A big effort was made to escape detection by enemy aircraft. For the first time since the Egyptian Expeditionary Force took the field we had obtained mastery in the air. On the 8th and 15th October two enemy planes were shot down behind our lines, and the keenness of our airmen for combat made the German aviators extremely careful. They had been bold and resolute, taking their observations several thousand feet higher than our pilots, it is true, but neither anti-aircraft fire nor the presence of our machines in the air had up to this time deterred them. However, just at the moment when airwork was of extreme importance to the Turks, the German flying men, recognising that our pilots had new battle planes and were full of resource and daring, showed an unusual lack of enterprise, and we profited from their inactivity. The concentration of the force in the positions from which it was to attack Beersheba was to have taken seven days, but owing to the difficulties attending the development of water at Asluj and Khalasa the time was extended to ten days. During this period the uppermost thought of commanders was to conceal their movements. All marching was done at night and no move of any kind was permitted till nearly six o'clock in the evening, when enemy aircraft were usually at rest and the light was sufficiently dull to prevent the Fritzes seeing much if they had made an exceptionally late excursion. All the tents and temporary shelters which had been occupied for weeks were left standing. Cookhouses, horse lines, canteens, and so on were untouched, and one had an eerie feeling in passing at night through these untenanted camping grounds, deserted and lifeless, and a prey to the jackal and pariah dog. A vast area of many square miles which had held tens of thousands of troops and animals almost became a wilderness again, and the few natives hereabouts who had made large profits from the sale of eggs, fruit, and vegetables looked disconsolate and bewildered at the change, hoping and believing that the empty tents merely denoted a temporary absence.
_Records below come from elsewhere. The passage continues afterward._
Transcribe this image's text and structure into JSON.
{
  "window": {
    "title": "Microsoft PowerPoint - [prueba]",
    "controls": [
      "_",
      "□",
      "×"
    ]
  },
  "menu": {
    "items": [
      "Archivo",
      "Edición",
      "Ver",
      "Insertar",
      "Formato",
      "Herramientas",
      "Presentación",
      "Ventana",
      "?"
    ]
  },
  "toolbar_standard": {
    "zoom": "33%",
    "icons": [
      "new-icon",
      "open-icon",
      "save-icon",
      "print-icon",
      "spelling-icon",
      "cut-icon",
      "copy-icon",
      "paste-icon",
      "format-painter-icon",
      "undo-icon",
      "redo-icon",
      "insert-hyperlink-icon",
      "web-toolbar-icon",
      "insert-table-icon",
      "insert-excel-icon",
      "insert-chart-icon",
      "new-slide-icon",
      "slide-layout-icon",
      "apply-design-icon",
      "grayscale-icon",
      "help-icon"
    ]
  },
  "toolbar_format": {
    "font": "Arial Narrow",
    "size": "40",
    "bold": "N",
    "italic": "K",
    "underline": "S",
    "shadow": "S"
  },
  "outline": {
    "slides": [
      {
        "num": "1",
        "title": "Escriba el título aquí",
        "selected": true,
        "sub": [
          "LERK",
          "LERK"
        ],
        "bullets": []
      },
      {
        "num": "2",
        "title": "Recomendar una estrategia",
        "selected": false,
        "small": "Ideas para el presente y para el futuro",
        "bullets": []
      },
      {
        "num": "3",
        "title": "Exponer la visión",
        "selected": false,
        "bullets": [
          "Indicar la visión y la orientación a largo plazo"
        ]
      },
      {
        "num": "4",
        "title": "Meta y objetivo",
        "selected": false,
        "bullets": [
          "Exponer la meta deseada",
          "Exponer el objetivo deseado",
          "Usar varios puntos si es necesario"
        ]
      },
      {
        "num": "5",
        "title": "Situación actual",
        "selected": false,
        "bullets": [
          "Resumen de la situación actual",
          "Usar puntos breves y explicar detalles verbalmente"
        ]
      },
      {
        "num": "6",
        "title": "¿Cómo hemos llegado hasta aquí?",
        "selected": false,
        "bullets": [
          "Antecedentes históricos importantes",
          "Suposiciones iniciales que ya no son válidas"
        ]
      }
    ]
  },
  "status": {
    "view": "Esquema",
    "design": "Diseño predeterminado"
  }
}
But the great majority of the Army never came that way again.

When the infantry started on the march, divisions and brigades had allotted to them particular areas for their march routes, and all over that country, where scarcely a tree or native hut existed to make a landmark, there were dotted small arrow-pointed boards with the direction 'A road,' 'B road,' 'Z road,' as the case might be. Marching in the dark hours when a refreshing air succeeded the heat of the day, the troops halted as soon as a purple flush threw into high relief the southern end of the Judean hills, and they hid themselves in the wadis and broken ground; and on one unit vacating a bivouac area it was occupied by another, thus making the areas in which the troops rested as few as possible.